Tension between then-president Obama and Prime Minister Netanyahu had been building for months over the emergent Iran Deal when the news broke: Bibi would confront the US president in his own backyard, with a protocol-defying speech to a joint session of Congress to sound the alarm.
As the March 2015 event approached, the administration pointedly noted that Obama wouldn’t be watching. White House sources spoke of an unprecedented interference in American politics, and the media kept a ticker of Democrats planning to boycott the joint session amid talk of an embarrassingly empty plenum.
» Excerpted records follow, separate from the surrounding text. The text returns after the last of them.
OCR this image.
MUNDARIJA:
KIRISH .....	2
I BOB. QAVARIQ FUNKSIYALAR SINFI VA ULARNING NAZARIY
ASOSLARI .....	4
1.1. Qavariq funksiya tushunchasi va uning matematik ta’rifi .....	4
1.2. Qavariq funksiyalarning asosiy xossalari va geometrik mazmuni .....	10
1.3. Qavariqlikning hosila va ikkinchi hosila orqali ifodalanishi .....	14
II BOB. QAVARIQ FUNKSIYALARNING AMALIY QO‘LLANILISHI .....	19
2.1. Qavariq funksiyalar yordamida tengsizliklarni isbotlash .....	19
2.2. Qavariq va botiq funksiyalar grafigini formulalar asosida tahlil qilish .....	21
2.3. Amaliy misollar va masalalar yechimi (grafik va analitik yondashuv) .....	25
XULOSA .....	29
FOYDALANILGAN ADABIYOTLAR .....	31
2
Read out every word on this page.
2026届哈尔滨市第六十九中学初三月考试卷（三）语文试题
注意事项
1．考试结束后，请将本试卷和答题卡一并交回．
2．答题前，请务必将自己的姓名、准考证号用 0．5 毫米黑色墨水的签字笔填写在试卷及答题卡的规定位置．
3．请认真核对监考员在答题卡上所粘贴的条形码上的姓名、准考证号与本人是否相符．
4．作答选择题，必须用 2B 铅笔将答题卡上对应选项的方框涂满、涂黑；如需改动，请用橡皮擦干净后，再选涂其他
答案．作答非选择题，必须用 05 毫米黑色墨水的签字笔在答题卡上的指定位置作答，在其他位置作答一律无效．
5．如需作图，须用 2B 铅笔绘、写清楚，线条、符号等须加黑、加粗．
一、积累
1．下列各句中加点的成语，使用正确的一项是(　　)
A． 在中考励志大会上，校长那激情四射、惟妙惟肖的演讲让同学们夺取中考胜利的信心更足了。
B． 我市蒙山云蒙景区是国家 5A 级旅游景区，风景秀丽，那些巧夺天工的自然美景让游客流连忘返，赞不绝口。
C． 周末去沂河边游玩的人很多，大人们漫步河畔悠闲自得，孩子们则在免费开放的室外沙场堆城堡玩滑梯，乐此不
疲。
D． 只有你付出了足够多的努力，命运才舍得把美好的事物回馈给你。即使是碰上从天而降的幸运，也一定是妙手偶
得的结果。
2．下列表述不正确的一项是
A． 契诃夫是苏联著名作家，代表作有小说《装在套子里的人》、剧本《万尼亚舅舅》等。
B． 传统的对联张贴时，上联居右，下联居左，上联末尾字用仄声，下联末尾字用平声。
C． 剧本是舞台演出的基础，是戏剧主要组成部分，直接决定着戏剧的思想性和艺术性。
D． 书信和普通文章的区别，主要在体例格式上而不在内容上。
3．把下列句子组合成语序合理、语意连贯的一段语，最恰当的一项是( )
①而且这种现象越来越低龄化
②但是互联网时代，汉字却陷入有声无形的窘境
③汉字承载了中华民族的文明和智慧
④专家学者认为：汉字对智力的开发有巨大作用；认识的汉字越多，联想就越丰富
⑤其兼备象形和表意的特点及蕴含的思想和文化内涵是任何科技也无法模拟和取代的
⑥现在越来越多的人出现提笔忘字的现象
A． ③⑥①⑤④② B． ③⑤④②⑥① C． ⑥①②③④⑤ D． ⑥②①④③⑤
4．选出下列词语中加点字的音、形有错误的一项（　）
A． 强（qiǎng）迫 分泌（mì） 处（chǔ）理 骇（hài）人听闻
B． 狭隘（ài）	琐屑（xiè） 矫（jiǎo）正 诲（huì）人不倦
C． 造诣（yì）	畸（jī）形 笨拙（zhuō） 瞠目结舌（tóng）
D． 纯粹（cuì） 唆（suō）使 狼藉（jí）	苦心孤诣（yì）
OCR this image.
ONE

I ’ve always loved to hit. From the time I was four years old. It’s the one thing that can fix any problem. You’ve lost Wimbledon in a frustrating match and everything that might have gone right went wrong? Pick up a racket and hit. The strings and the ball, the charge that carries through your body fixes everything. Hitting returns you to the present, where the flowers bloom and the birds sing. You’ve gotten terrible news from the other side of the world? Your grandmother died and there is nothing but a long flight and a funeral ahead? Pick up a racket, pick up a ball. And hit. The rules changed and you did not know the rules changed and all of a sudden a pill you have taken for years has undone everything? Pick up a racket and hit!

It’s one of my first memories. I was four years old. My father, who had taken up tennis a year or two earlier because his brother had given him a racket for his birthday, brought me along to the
But it was a full House that a taut-faced Bibi addressed, and as he began, the deep voice started to work its magic. “We’re an ancient people,” he intoned, turning to history. “Tomorrow night, on the Jewish holiday of Purim, we’ll read the Book of Esther, of a powerful Persian viceroy named Haman, who plotted to destroy the Jewish People some 2,500 years ago. But a courageous Jewish woman, Queen Esther, exposed the plot.